All these changes carried over to the management staff as
well. Heinrich wasted no time in reconfiguring the power structure and delegating new people to new tasks, a rather unpopular move, but one he felt had to be done. In the postwar chaos, positions had been filled in a feverish dash. Now it was time to reevaluate. If things were going to work on a long-term basis, Nordhoff thought, there needed to be a structure based on skill. While he would
always need the previous managers and the Works Council more than he liked to admit, as the months passed Nordhoff weaned himself from them as much as possible, putting aside the temptation (or some might say, the responsibility) of trying to please former executives and office staff. According to historians Mommsen and Grieger, a kind of “industrial feudalism”
1
ensued as Nordhoff created a management that revolved around himself.

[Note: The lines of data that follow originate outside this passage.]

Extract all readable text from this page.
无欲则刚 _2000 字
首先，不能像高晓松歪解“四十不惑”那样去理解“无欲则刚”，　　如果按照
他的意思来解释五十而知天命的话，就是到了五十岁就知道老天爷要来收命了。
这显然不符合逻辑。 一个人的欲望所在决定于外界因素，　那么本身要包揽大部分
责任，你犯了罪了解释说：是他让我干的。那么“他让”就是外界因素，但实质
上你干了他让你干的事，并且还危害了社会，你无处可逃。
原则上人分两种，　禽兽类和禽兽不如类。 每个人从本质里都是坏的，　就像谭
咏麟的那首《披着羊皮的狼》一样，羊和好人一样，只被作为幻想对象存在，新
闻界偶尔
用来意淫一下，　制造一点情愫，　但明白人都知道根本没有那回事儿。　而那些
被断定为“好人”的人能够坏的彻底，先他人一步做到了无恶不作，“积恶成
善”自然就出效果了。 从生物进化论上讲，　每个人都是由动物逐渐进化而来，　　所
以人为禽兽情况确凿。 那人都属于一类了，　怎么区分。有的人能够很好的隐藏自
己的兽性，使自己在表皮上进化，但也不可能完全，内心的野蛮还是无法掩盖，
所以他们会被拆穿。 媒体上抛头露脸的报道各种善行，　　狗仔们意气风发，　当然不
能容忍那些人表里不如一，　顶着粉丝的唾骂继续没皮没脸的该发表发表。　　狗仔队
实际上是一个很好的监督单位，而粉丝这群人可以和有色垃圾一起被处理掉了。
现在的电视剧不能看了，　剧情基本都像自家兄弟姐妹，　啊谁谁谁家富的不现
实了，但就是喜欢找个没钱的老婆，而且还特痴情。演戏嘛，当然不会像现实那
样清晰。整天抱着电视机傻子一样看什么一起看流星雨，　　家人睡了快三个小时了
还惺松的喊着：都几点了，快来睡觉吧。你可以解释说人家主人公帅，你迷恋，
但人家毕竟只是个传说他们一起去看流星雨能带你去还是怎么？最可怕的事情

In this new structure, much of the decision-making power was located with him, the general manager. Beneath him, much like the organization of General Motors that had been developed by Sloan, there were the heads of the departments such as production, personnel, and technical development. While such structure is common today, it revolutionized the Volkswagen factory and introduced a very modern and new kind of organization into German industry, one pioneered in the
country by Opel under GM. But at the time of all this new structure, the factory was still an occupied organization, and though they now stepped far into the background, the British board remained at the helm: Heinrich was ultimately accountable to them.

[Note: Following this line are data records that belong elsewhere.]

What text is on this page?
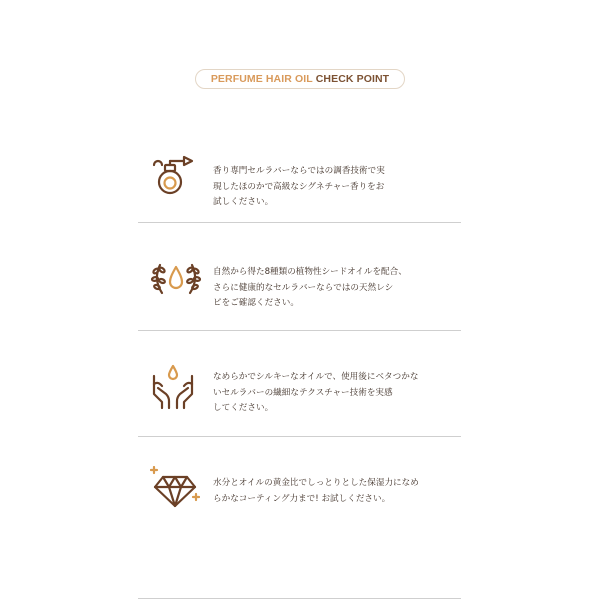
PERFUME HAIR OIL CHECK POINT
香り専門セルラバーならではの調香技術で実
現したほのかで高級なシグネチャー香りをお
試しください。
自然から得た8種類の植物性シードオイルを配合、
さらに健康的なセルラバーならではの天然レシ
ピをご確認ください。
なめらかでシルキーなオイルで、使用後にベタつかな
いセルラバーの繊細なテクスチャー技術を実感
してください。
水分とオイルの黄金比でしっとりとした保湿力になめ
らかなコーティング力まで! お試しください。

Nordhoff was a complicated mix of Germany and America; he’d learned a great deal from both countries. From Germany, there came a desire for quality work and austere order, but so too there came a belief in authority that was not always neutral. From America, there came the innovative ideals of taking care of the customer and the worker, of service and attention to the conditions of labor within a plant—ideas that Heinrich often
implemented more sincerely than their American originators once had. Nordhoff believed, for example, that Henry Ford’s initial practice of respecting the workers and giving them a good quality of life—allowing them the opportunity to be customers of the products of their own labor—had been the secret behind Ford’s success. But he could also see how such practices fall apart, the workers themselves becoming power-hungry and losing track of their own
best interests and goals. Ford had revolutionized working conditions in large part to solve the problem of attrition, of the large turnover rate. This decision had been praised as an act of good will—and it
was
an act of good will—but because it was also an act with an eye to maximize profits, it wasn’t long before the profits became the sole focus and the workers again had to fight to keep and improve their rights.

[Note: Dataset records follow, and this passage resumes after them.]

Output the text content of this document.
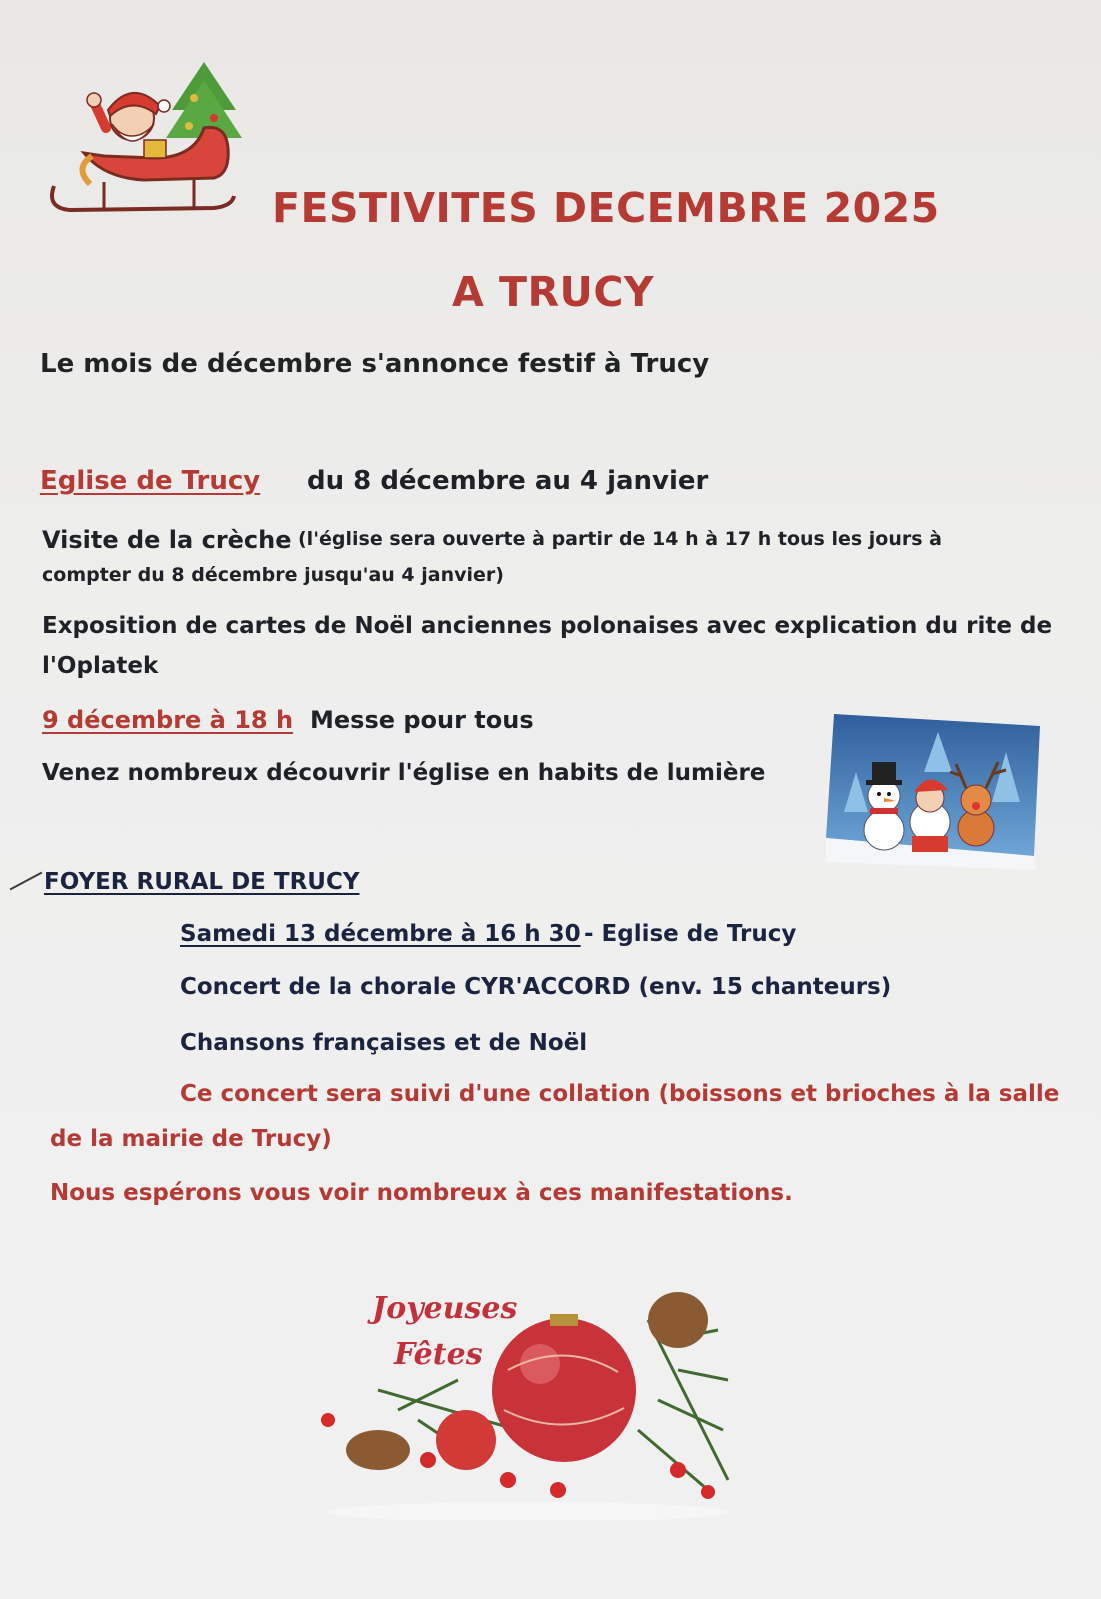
FESTIVITES DECEMBRE 2025
A TRUCY
Le mois de décembre s'annonce festif à Trucy
Eglise de Trucy du 8 décembre au 4 janvier
Visite de la crèche (l'église sera ouverte à partir de 14 h à 17 h tous les jours à
compter du 8 décembre jusqu'au 4 janvier)
Exposition de cartes de Noël anciennes polonaises avec explication du rite de
l'Oplatek
9 décembre à 18 h Messe pour tous
Venez nombreux découvrir l'église en habits de lumière
FOYER RURAL DE TRUCY
Samedi 13 décembre à 16 h 30 - Eglise de Trucy
Concert de la chorale CYR'ACCORD (env. 15 chanteurs)
Chansons françaises et de Noël
Ce concert sera suivi d'une collation (boissons et brioches à la salle
de la mairie de Trucy)
Nous espérons vous voir nombreux à ces manifestations.
Joyeuses
Fêtes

Nordhoff didn’t want unions and strikes and violence. To avoid them he’d have to try to give his workers what they wanted and needed before they even knew they wanted or needed it, and he’d have to do it with more awareness: Reciprocal altruism worked, as Ford’s early years had proven, but it would last only if it truly took care of both sides (management and workers) proportionately. Thus, Nordhoff not only made radical moves in terms of
payment and benefits for the workers, he also saw to more personal reformations, like ensuring that his workers’ homes were equipped with real beds (up until May 1949, many individual workers slept on wood-shaving-filled sacks).

Nordhoff also noticed the conflicted feelings his men had about being occupied, and thus about the British staff, and he was able to capitalize on those feelings: He was “one of them,” a statement that could generate great feelings of loyalty in those days. Nordhoff understood the need many had for an authoritative figure—much as Ivan Hirst himself had noticed when he arrived—and Heinrich was in a position to use that feeling to inspire a new
sense of cohesion between the staff and the management of the plant; in essence, between the workers and himself.
It was exactly what the factory needed: a figure of authority who believed in American-style business ideas but nevertheless was grounded in a German idea of work. An American could not have done it. But nor could a German who was still looking to the models of his country’s past for solutions for the future.